J’attends qu’une émotion, qu’une idée m’attire, s’impose et lance un nouveau texte. Je n’ai pas tellement l’impression de choisir… Au départ de Ce que racontent les cannes à sucre, il y a eu une grande curiosité à propos du passé de ma famille à Maurice, nourrie par plusieurs voyages et des recherches historiques.
A l’origine de Pas de souci! il y a de la colère. Je me sens effrayée et fâchée quand je vois comment le béton et le commerce effréné se font omniprésents, quand j’entends ce que les gens racontent de leur travail, les pressions qu’ils subissent, la rigidité des relations hiérarchiques, la façon dont ils se retrouvent « managés ». J’ai moi-même traversé dans ma vie professionnelle quelques situations, disons… inspirantes. Je me suis fortement documentée pour écrire ce recueil. Pas de souci! se situe néanmoins dans un registre résolument fictif. J’ai inventé des univers professionnels, considérés avec un poil d’anticipation, un décalage. La fiction agit comme une loupe, un révélateur. L’essentiel réside dans les personnages, leurs choix, leurs doutes, leurs contradictions, l’issue qu’ils empruntent finalement…
Le langage qui accompagne nos nouvelles servitudes me fascine : ce côté huileux, faux-cul du vocabulaire néolibéral : on appelle désormais un licenciement massif un “plan social” ! Le message implicite, c’est que l’entreprise qui licencie, maternelle, prend soin de ses salarié.e.s ! Malheureusement, ces formulations sont souvent reprises sans recul par les médias. Or, c’est précisément un des rôles de l’écrivain.e de travailler sur la langue, d’explorer ce qui se cache sous les mots.
Bref, la matière m’a semblé riche, et j’avoue que j’aime m’intéresser à un domaine nouveau pour moi, si possible quelque chose d’inattendu au rayon littéraire… Je précise tout de même que des thèmes variés traversent le recueil, portés par une galerie de figures saisies dans leur quotidien intime, un divorce ou leur rapport à la nature…

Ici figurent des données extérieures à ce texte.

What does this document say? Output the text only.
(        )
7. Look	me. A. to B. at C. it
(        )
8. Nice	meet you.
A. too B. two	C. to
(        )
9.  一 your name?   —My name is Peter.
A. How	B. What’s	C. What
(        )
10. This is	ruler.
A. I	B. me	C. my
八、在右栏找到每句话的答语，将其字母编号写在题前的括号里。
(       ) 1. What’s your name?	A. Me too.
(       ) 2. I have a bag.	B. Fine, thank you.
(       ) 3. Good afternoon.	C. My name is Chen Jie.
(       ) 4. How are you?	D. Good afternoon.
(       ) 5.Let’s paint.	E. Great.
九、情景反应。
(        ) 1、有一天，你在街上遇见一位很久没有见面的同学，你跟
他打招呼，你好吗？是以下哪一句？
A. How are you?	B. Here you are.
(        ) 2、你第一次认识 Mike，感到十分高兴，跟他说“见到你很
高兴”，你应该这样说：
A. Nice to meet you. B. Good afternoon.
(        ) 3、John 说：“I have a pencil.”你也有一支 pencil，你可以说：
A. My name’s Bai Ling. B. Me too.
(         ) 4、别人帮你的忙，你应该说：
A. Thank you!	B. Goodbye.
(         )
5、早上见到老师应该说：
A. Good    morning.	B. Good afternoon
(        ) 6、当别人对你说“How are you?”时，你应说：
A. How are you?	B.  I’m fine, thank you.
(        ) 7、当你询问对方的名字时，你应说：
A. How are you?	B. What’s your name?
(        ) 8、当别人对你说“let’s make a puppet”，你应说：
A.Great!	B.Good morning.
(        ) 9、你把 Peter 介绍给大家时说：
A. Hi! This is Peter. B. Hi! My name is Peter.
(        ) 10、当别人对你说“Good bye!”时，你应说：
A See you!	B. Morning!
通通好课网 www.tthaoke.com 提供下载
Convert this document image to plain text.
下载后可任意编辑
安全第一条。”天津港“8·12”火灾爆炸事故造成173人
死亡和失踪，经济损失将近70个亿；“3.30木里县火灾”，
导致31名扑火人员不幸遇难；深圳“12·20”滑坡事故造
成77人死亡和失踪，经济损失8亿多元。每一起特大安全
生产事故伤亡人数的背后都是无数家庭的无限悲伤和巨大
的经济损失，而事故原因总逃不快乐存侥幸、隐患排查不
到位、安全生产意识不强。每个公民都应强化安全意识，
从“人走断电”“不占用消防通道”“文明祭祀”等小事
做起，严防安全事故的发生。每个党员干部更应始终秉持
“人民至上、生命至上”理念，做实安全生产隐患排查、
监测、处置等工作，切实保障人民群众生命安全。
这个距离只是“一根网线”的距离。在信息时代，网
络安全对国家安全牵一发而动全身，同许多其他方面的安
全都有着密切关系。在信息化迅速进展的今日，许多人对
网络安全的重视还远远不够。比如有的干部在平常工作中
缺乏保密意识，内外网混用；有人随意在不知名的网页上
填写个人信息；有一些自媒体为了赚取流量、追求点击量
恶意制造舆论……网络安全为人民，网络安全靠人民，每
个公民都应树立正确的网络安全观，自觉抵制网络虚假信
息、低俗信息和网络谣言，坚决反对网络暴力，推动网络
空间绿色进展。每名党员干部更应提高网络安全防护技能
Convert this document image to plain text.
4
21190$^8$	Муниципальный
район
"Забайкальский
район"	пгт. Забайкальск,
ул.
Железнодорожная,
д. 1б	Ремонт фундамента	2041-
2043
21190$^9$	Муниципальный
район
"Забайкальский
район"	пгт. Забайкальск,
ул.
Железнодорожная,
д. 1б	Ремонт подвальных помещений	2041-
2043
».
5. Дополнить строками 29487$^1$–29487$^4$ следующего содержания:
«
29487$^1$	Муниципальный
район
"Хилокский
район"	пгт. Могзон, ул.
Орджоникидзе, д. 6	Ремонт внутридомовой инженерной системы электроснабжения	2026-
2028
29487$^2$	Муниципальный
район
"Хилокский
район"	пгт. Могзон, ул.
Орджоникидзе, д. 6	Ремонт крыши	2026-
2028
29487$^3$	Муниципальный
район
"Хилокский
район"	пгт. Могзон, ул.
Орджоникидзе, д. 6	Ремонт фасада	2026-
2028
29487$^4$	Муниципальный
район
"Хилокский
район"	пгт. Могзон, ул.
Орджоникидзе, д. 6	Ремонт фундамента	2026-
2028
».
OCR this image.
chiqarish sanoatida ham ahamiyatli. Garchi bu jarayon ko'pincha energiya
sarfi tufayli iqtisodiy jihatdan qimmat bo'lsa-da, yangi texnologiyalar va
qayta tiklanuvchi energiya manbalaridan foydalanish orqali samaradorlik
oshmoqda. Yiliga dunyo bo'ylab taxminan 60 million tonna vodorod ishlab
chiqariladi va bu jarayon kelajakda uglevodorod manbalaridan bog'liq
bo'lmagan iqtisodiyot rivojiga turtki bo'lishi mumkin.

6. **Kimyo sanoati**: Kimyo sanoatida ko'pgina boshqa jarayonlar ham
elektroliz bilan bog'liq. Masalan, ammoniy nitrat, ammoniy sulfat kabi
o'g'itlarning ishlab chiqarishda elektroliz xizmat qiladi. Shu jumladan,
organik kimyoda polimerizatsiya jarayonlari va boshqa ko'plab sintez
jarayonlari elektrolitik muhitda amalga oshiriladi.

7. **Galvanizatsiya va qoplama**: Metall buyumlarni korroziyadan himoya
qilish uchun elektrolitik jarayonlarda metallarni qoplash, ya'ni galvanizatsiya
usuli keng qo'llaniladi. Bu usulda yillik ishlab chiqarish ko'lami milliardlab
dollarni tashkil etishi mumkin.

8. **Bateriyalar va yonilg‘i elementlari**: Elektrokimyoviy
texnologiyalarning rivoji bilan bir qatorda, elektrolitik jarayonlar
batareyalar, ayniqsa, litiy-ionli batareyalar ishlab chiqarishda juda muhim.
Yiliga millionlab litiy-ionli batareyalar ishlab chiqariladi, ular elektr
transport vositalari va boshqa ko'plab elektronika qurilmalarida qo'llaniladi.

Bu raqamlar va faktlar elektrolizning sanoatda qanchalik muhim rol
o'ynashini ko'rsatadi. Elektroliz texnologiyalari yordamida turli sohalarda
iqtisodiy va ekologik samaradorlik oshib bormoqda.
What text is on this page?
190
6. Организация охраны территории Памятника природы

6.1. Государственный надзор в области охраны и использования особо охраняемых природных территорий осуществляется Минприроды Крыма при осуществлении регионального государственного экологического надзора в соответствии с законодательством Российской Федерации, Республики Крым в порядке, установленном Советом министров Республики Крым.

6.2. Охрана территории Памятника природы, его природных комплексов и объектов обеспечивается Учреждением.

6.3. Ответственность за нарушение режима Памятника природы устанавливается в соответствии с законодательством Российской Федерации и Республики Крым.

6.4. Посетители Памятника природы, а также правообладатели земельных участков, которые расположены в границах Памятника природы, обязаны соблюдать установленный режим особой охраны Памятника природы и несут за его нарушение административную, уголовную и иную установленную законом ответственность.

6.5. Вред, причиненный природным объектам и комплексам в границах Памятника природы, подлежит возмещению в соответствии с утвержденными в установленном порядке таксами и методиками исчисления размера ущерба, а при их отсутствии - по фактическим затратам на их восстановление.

2) Vous avez écrit des romans et des recueils de nouvelles. En quoi et comment le travail diffère-t-il quand on construit un roman et quand on construit un recueil de nouvelles?
C’est la deuxième fois qu’essoufflée après l’écriture d’un long roman, je me dis : « Allez, maintenant, zut, j’écris des histoires courtes ! » Dans les années 1990, après mon premier roman Carte Blanche qui m’avait pris cinq ans, j’ai publié un recueil de nouvelles intitulé Volte-face (l’un et l’autre aux éditions de l’Aire). Les Cannes à sucre m’ont pris sept ans (il faut dire que j’élevais un enfant avec un emploi tout de même à 80%). Donc le projet de Pas de souci ! quand il a pris forme, m’a paru agréablement léger.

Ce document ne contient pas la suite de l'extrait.